| Konu: | Bursa Milletvekili Yüksel Selçuk Türkoğlu, İstanbul Milletvekili Özlem Zengin ile Mersin Milletvekili Ali Mahir Başarır'ın yaptıkları açıklamalarındaki bazı ifadelerine ilişkin açıklaması |
| Yasama Yılı: | 3 |
| Birleşim: | 57 |
| Tarih: | 13.02.2025 |
GÜLÜSTAN KILIÇ KOÇYİĞİT (Kars) - Bir şey söyleyerek başlayayım: Kötü söz sahibine aittir deyip devam etmek istiyorum.
Şimdi, az önceki tartışmaya dair şunu söyleyelim: Bu ülkede çok uzun, ta Osmanlı'ya dayanan bir kadın mücadele tarihi var ve bu ülkedeki kadınların kazanımlarını her bir kadının eliyle, tırnağıyla, dişiyle; sokakta cop yiye yiye, büyük kampanyalar yapa yapa; örgütlenerek, dernekler kurarak, partilerin içinde aktif olarak kazandıklarının altını çizelim. Bu anlamıyla, bu tartışmanın, "kadınlara temel hak ve özgürlüklerini, seçme ve seçilme hakkını o verdi, bu verdi" tartışmasının kadınları görmeyen bir yerden yapılmasını çok sakıncalı buluyoruz; onu söyleyelim.
İkincisi, şimdi, kadınlara seçme ve seçilme hakkının... Ya, bu ülkede hepimizin yaşam güvenliği olan İstanbul Sözleşmesi mevcut iktidar ve Sayın Cumhurbaşkanı tarafından ortadan kaldırıldı; bu hakikati görmeden bence cümle kurulmamalı. Bu İstanbul Sözleşmesi bizim her birimizin yaşam garantisiydi, bu ülkedeki kadınların mücadelesiyle kazanılmış bir anlaşmaydı; adını bile bu ülkeden, bu ülkenin kentinden aldı.
(Mikrofon otomatik cihaz tarafından kapatıldı)
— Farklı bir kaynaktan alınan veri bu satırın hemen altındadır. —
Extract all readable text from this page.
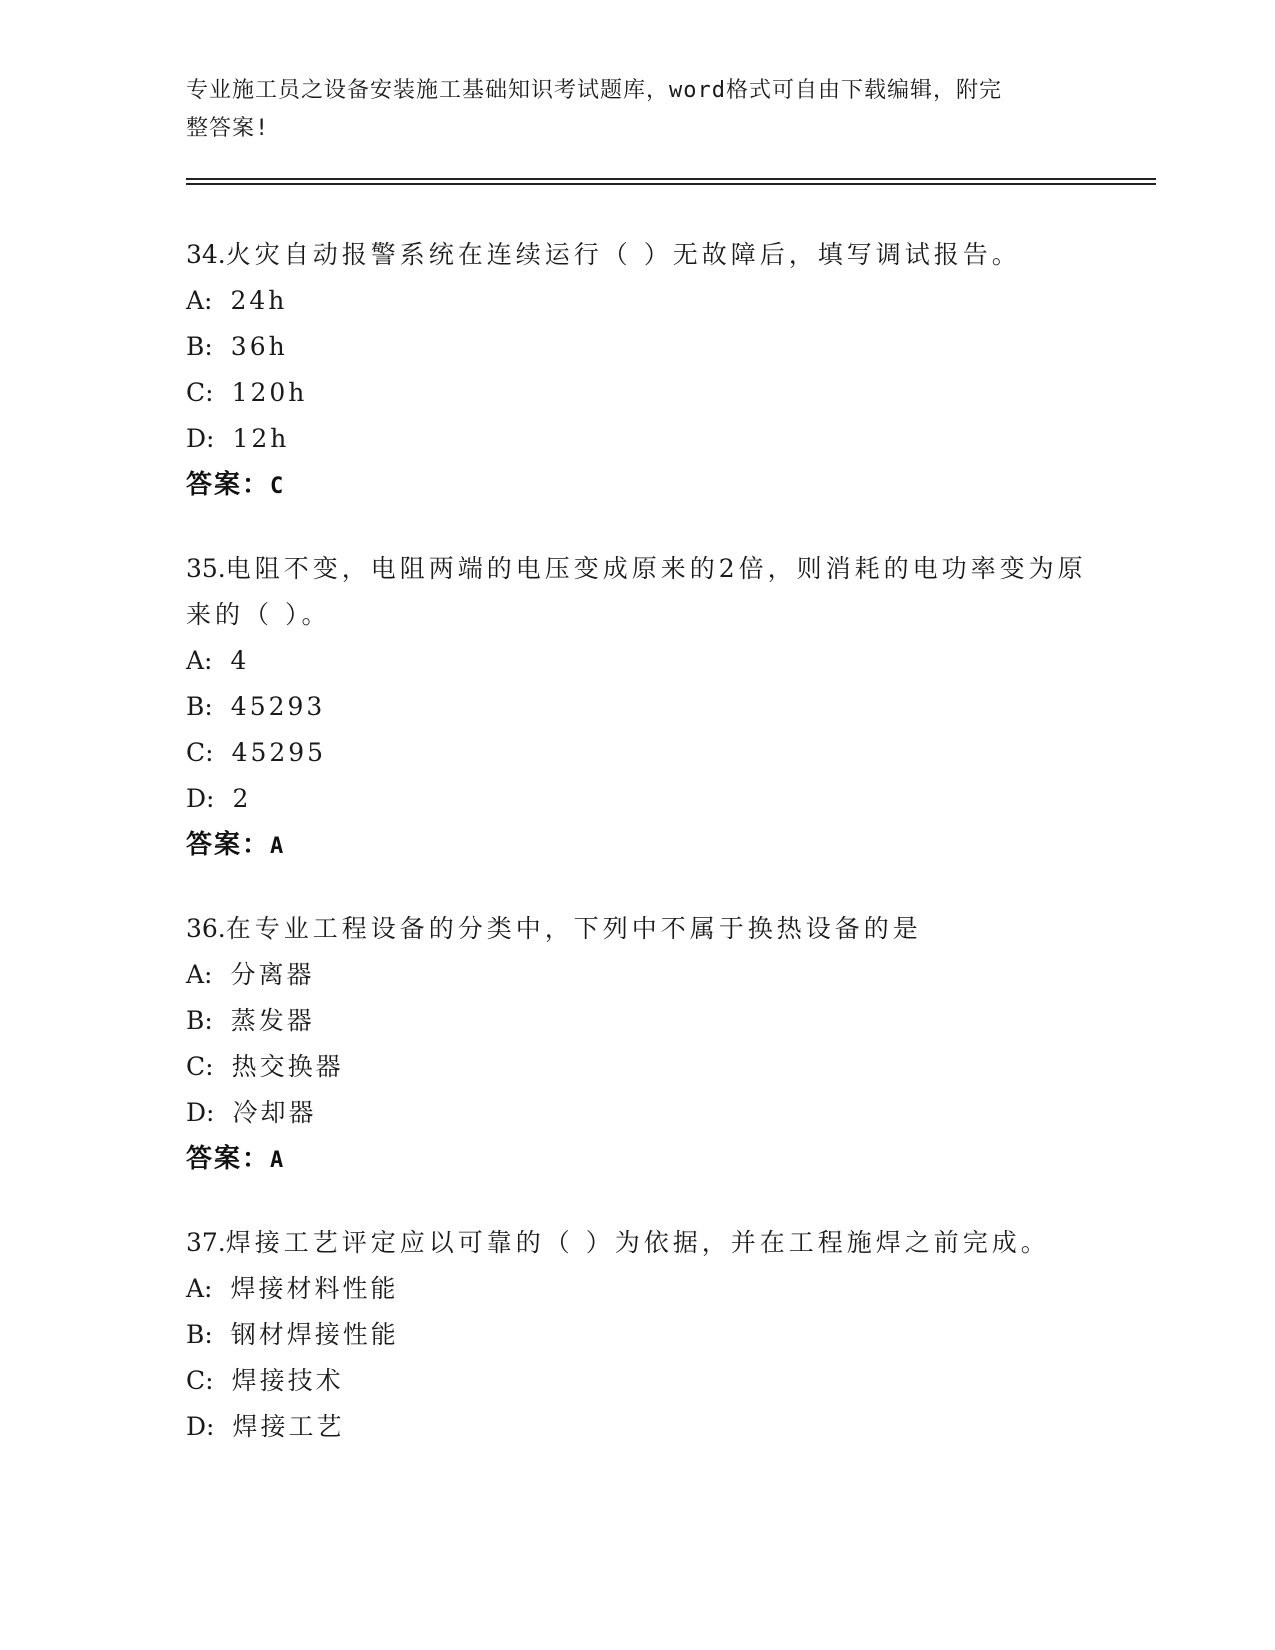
专业施工员之设备安装施工基础知识考试题库，word格式可自由下载编辑，附完
整答案!

34.火灾自动报警系统在连续运行（ ）无故障后，填写调试报告。

A: 24h
B: 36h
C: 120h
D: 12h
答案：C

35.电阻不变，电阻两端的电压变成原来的2倍，则消耗的电功率变为原来的（ ）。

A: 4
B: 45293
C: 45295
D: 2
答案：A

36.在专业工程设备的分类中，下列中不属于换热设备的是

A: 分离器
B: 蒸发器
C: 热交换器
D: 冷却器
答案：A

37.焊接工艺评定应以可靠的（ ）为依据，并在工程施焊之前完成。

A: 焊接材料性能
B: 钢材焊接性能
C: 焊接技术
D: 焊接工艺
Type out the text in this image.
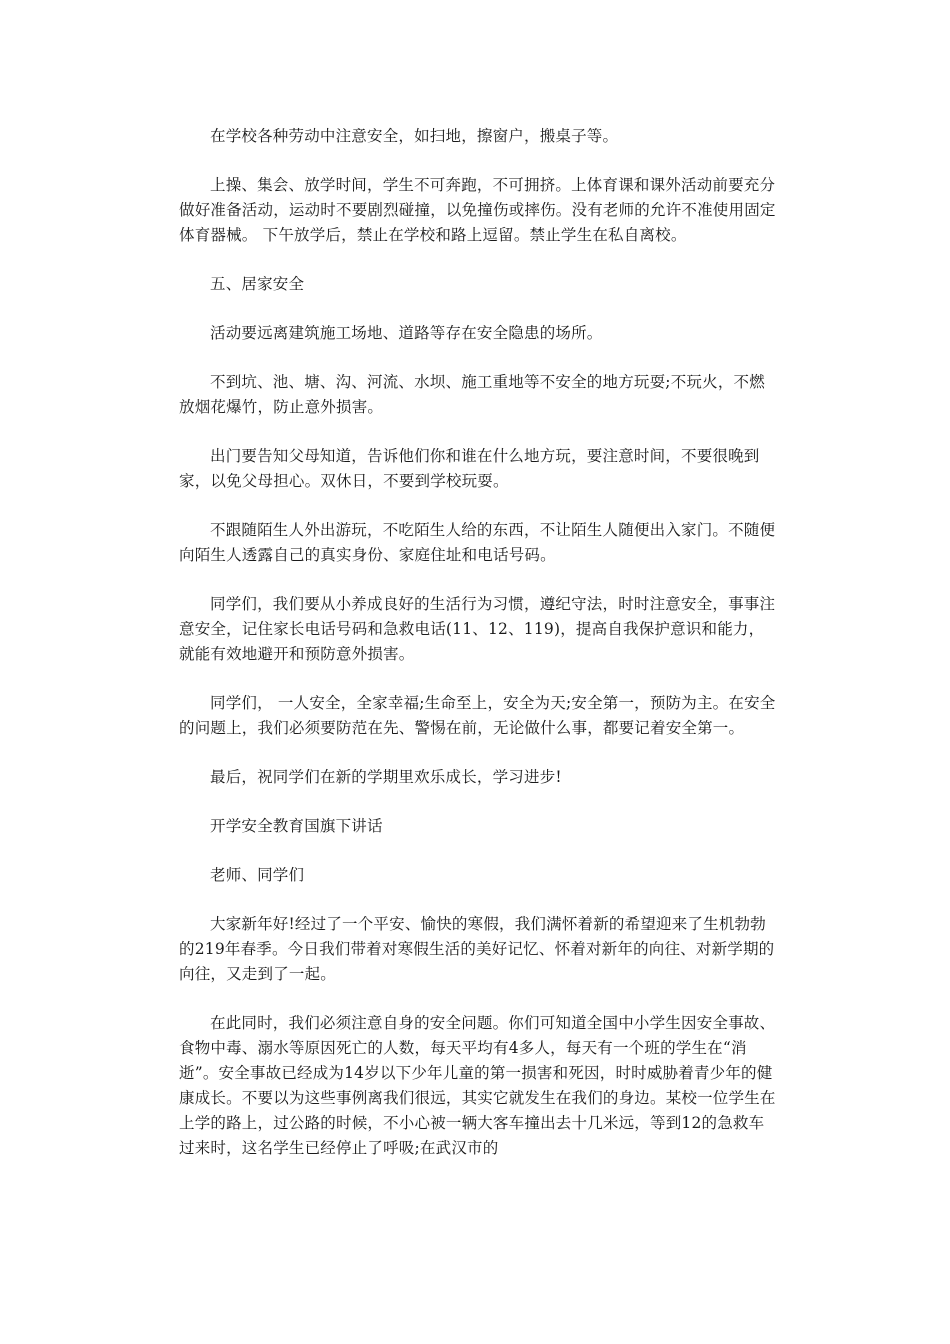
在学校各种劳动中注意安全，如扫地，擦窗户，搬桌子等。

上操、集会、放学时间，学生不可奔跑，不可拥挤。上体育课和课外活动前要充分做好准备活动，运动时不要剧烈碰撞，以免撞伤或摔伤。没有老师的允许不准使用固定体育器械。 下午放学后，禁止在学校和路上逗留。禁止学生在私自离校。

五、居家安全

活动要远离建筑施工场地、道路等存在安全隐患的场所。

不到坑、池、塘、沟、河流、水坝、施工重地等不安全的地方玩耍;不玩火，不燃放烟花爆竹，防止意外损害。

出门要告知父母知道，告诉他们你和谁在什么地方玩，要注意时间，不要很晚到家，以免父母担心。双休日，不要到学校玩耍。

不跟随陌生人外出游玩，不吃陌生人给的东西，不让陌生人随便出入家门。不随便向陌生人透露自己的真实身份、家庭住址和电话号码。

同学们，我们要从小养成良好的生活行为习惯，遵纪守法，时时注意安全，事事注意安全，记住家长电话号码和急救电话(11、12、119)，提高自我保护意识和能力，就能有效地避开和预防意外损害。

同学们， 一人安全，全家幸福;生命至上，安全为天;安全第一，预防为主。在安全的问题上，我们必须要防范在先、警惕在前，无论做什么事，都要记着安全第一。

最后，祝同学们在新的学期里欢乐成长，学习进步!

开学安全教育国旗下讲话

老师、同学们

大家新年好!经过了一个平安、愉快的寒假，我们满怀着新的希望迎来了生机勃勃的219年春季。今日我们带着对寒假生活的美好记忆、怀着对新年的向往、对新学期的向往，又走到了一起。

在此同时，我们必须注意自身的安全问题。你们可知道全国中小学生因安全事故、食物中毒、溺水等原因死亡的人数，每天平均有4多人，每天有一个班的学生在“消逝”。安全事故已经成为14岁以下少年儿童的第一损害和死因，时时威胁着青少年的健康成长。不要以为这些事例离我们很远，其实它就发生在我们的身边。某校一位学生在上学的路上，过公路的时候，不小心被一辆大客车撞出去十几米远，等到12的急救车过来时，这名学生已经停止了呼吸;在武汉市的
BAŞKAN - Buyurun Sayın Koçyiğit.
GÜLÜSTAN KILIÇ KOÇYİĞİT (Kars) - Bunları es geçip gerçek anlamda böyle sanki birçok şey ihya ediliyormuş gibi bir şey değil. Bu ülkede kazanılan ne varsa bu ülkede mücadele eden, bedel ödeyen, can veren kadınların kazanımıdır; hiç kimse kusura bakmasın. Bu anlamıyla böyle bahşediyormuş gibi, erkekler ya da kim ise işte bize bahşediyormuş gibi bir politikanın kendisi... Bu Meclis bile yasal düzenleme yapmışsa sokakta kadınlar direndiği için, sokakta kadınlar mücadele ettiği için olmuştur, kazanılmıştır. Bugün de aksine kadın kazanımlarına el konulmaya çalışılıyor. En başta da nafaka hakkı bugün onuncu yargı paketine konulup yeniden getirilmeye çalışılıyor. O anlamıyla, bütün haklarımızı tırpanlamaya çalışan bir iktidar gerçeğiyle karşı karşıyayız, kadına yönelik şiddet komisyonunun başına erkek koyan bir iktidar gerçeğiyle karşı karşıyayız; gidip merkez medyayı toparlayıp getiren, her gün kadına karşı şiddeti meşrulaştıranları dinleyen, brifing alan bir Komisyon Başkanı gerçeğiyle karşı karşıyayız.
Onun için, bence gerçekleri bu düzlemde konuşursak iyi olacaktır.